Ugandan president calls on Africa to 'save world from homosexuality'

Ugandan president calls on Africa to ‘save the world from homosexuality’ days after government passed bill to jail all gay people and introduce death penalty for some ‘offences’

  • President Yoweri Museveni said homosexuality was ‘a big threat to procreation’ 
  • Human rights groups have condemned the laws as ‘appalling’ 

The president of Uganda has called on Africa to ‘save the world from homosexuality’ just days after a controversial bill to jail all gay people was passed through the Ugandan parliament.

It suggests that president Yoweri Museveni will sign the shocking bill, which imposes the death penalty for ‘aggravated homosexuality’, into Ugandan law.

Ugandans will be banned from ‘promoting and abetting’ homosexuality as well as from conspiring to engage in same-sex relationships under the law, which human rights groups have condemned as ‘appalling’.

Speaking on Sunday, Museveni said that homosexuality was ‘a big threat and danger to the procreation of human race’.

‘Africa should provide the lead to save the world from this degeneration and decadence, which is really very dangerous for humanity,’ the president said.

Uganda president Yoweri Museveni has called on Africa to ‘save the world from homosexuality’

The Ugandan parliament passed laws that would see all gay people jailed on March 21

‘If people of opposite sex stop appreciating one another then how will the human race be propagated?’ 

READ MORE: Uganda introduces the death penalty for ‘aggravated homosexuality’ as it passes bill to jail all gay people

The controversial comments followed a two-day inter-parliamentary conference at State House in Entebbe, which was attended by MPs and delegates from 22 African countries. 

There were some unnamed British MPs who attended the conference – promoted by the Ugandan parliament, the African Bar Association and the Nigerian-based Foundation for African Cultural Heritage – on ‘family values and sovereignty’.

Some attended the conference online which was hosted by Family Group International – a US evangelical Christian group defined as an anti-LGBT organisation by the Southern Poverty Law Center, which monitors far-Right groups.  

The anti-homosexuality bill was passed late on March 21 inside a packed parliamentary chamber in the capital Kampala. 

A roll call was ordered by the House speaker who had repeatedly warned it was necessary to identify those who might oppose the legislation. It was supported by nearly all of the 389 legislators present.

Speaker Anita Among said: ‘Congratulations. Whatever we are doing, we are doing it for the people of Uganda.’

MP from the Bubulo constituency John Musira dressed in an anti gay gown during the debate of the controversial bill

Amnesty International subsequently urged Museveni to veto the ‘appalling’ anti-gay bill, warning it was ‘a grave assault’ on LGBTQ people. 

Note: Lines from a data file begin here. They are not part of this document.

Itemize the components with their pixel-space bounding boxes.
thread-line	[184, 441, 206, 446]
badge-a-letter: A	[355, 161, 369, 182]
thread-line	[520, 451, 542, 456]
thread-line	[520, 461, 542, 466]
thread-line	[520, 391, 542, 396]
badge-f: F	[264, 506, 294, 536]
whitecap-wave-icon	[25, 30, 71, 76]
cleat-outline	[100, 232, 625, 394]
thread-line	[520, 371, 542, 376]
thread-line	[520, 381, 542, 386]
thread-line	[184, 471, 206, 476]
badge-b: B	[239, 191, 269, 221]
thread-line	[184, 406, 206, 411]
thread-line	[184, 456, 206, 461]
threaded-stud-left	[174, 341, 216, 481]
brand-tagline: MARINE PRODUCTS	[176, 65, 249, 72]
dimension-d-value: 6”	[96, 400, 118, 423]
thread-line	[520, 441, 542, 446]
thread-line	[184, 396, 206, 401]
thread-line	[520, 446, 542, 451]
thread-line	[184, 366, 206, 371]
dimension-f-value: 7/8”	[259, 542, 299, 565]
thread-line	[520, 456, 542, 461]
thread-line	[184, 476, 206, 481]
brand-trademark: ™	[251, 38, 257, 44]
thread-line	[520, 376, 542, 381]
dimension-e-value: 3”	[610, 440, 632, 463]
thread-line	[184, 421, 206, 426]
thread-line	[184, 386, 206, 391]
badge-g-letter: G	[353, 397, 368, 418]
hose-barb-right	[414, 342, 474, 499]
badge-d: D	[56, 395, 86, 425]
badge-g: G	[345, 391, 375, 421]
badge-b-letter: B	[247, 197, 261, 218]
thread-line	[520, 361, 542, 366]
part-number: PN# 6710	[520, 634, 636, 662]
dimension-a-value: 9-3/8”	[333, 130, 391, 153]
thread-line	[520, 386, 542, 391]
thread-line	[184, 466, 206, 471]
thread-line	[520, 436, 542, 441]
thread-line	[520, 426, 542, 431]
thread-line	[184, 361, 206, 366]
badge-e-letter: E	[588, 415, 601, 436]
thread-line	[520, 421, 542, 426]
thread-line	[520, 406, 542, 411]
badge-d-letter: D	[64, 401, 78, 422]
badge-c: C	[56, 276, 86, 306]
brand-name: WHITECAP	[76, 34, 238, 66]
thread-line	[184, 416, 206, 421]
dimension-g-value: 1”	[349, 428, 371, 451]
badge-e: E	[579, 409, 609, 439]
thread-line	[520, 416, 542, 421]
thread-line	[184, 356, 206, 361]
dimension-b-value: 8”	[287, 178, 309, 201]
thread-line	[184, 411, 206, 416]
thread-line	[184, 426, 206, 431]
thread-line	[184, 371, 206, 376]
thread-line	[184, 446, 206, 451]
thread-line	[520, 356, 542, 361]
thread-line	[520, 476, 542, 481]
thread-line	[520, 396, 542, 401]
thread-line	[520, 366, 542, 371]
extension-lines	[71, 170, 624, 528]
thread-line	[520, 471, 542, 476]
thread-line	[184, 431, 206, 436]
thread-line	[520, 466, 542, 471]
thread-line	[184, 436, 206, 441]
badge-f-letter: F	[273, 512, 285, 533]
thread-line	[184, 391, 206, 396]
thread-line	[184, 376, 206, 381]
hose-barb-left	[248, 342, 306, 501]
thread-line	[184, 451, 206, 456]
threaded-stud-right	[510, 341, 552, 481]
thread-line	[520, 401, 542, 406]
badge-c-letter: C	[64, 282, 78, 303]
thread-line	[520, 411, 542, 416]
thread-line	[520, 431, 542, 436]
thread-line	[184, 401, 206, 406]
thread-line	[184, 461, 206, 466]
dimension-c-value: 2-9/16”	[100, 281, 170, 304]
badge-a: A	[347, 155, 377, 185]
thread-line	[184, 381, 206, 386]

However, based on the president’s recent comments, it appears this is unlikely.

In fact, Museveni praised Ugandan MPs for passing the anti-gay bill, declaring that the promotion of homosexuality will ‘never be tolerated’.

A Ugandan gay rights activist who attended the Entebbe conference via Zoom accused Uganda of ‘drawing up an African strategy to to fight homosexuality’, the Guardian reports.

The bill was introduced last month by an opposition lawmaker who said his goal was to punish ‘promotion, recruitment and funding’ related to LGBTQ activities.

Activists at the Ugandan High Commission in South Africa hold placards in protest at the anti-homosexuality bill

It creates the offence of ‘aggravated homosexuality’, which applies in cases of sex relations involving those infected with HIV as well as minors and other categories of vulnerable people.

The bill also creates the offence of ‘attempted homosexuality’, punishable with up to ten years in jail.

An earlier version of the bll enacted in 2014 was later nullified by a court on procedural grounds. The east African country is notorious for its intolerance of homosexuality – which was criminalised under colonial-era laws. 

Same-sex activity is already punishable with life imprisonment under a colonial-era law targeting ‘carnal knowledge against the order of nature’, which formed part of the basis of a report by dissenters on the parliamentary committee that vetted the bill before the vote.